Quoi de mieux que le système d'exploitation Android pour cela ? Grâce à cet OS, le développement de jeux de toutes tailles serait facilité, permettant aux constructeurs d'avoir un flux constant de produits à proposer sur leurs plateformes.

Mais il s'agirait également du meilleur moyen de faire interagir consoles de salon, consoles portables et smartphones, qui pourraient aisément partager ce système d'exploitation et optimiser leurs liens communs. A terme, la propagation des services exclusifs (comme le Remote Play PS4 par exemple) gagnerait en cohérence avec une base de développement commune et évolutive.

Des freins qui peuvent être évités

Bien sûr, cette mentalité comporte son lot de problème.

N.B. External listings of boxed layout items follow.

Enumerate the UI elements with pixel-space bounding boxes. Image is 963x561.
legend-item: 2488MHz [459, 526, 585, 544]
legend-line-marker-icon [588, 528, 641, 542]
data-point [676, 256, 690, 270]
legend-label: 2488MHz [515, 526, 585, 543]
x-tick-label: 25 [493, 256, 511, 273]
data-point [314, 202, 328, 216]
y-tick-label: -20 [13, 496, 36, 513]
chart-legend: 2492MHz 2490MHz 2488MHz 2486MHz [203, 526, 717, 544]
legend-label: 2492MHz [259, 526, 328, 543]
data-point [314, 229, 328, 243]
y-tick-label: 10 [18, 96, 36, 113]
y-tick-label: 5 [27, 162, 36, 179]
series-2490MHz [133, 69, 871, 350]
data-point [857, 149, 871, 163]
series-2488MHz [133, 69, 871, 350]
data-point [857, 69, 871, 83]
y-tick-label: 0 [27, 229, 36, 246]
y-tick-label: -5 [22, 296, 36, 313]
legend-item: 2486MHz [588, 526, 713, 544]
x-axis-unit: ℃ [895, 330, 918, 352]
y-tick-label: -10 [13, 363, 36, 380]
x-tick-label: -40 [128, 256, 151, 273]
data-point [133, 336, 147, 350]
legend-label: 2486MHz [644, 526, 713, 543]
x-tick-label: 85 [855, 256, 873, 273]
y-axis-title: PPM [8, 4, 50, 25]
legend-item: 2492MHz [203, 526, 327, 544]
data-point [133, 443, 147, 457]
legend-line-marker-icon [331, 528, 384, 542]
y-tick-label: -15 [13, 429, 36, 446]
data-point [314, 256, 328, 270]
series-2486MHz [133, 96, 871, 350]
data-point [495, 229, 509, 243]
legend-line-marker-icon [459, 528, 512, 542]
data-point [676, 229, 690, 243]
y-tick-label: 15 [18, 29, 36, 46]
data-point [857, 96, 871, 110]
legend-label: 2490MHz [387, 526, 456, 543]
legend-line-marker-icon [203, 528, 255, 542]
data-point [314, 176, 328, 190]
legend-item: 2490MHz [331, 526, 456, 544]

A commencer par le piratage des jeux sur les plateformes Android, problème bien présent et contre lequel les constructeurs luttent déjà depuis plusieurs années sur leur matériel pourtant fermé.

Ceci étant, la nature du système d'exploitation libre de Google fait qu'il est possible pour chaque constructeur de développer sa propre version, qui serait compatible avec le Play Store sans pour autant ouvrir des portes que ceux-ci ne veulent surtout pas voir ouvertes.

Suivant l'exemple d'Amazon et son Fire OS, rien n'empêche la création d'un “Nintendo OS” comme pourrait être en train de l'imaginer Nintendo pour sa Nintendo NX, qui selon la rumeur tournerait sous Android. Celle-ci se voulant être un hybride console de salon / portable, on comprendrait très vite pourquoi il aurait été choisi.

Reste que l'une des principales forces des consoles de salon est l'exclusivité. Pourquoi achetez-vous une console Nintendo ? Pour retrouver Mario, Zelda et consorts, productions n'existant sur aucune autre console.

Mais cette exclusivité pourrait également exister sur une console Android. Après tout, la gamme Nvidia Shield bénéficie de Portal, Half-Life 2 et Metal Gear Rising Revengeance exclusivement grâce à des portages dédiés à une gamme de puces unique (les Tegra) et un magasin d'application dédié existant en collaboration avec le Play Store.

Le chiffrement des applications pourrait également être une solution, permettant aux jeux de ne pouvoir être lancés sans le matériel dédié à celui-ci, la clef se trouvant à même le système d'exploitation créé comme un fork d'Android ne pouvant être ouvert.

A bien des égards donc, et bien qu'il ne s'agisse pas encore de la tendance actuelle, les consoles de jeux tournant sous Android pourraient réserver un futur radieux qui serait bénéfique aussi bien aux développeurs qu'aux consommateurs. Ne reste donc plus qu'aux constructeurs de partager cette vision.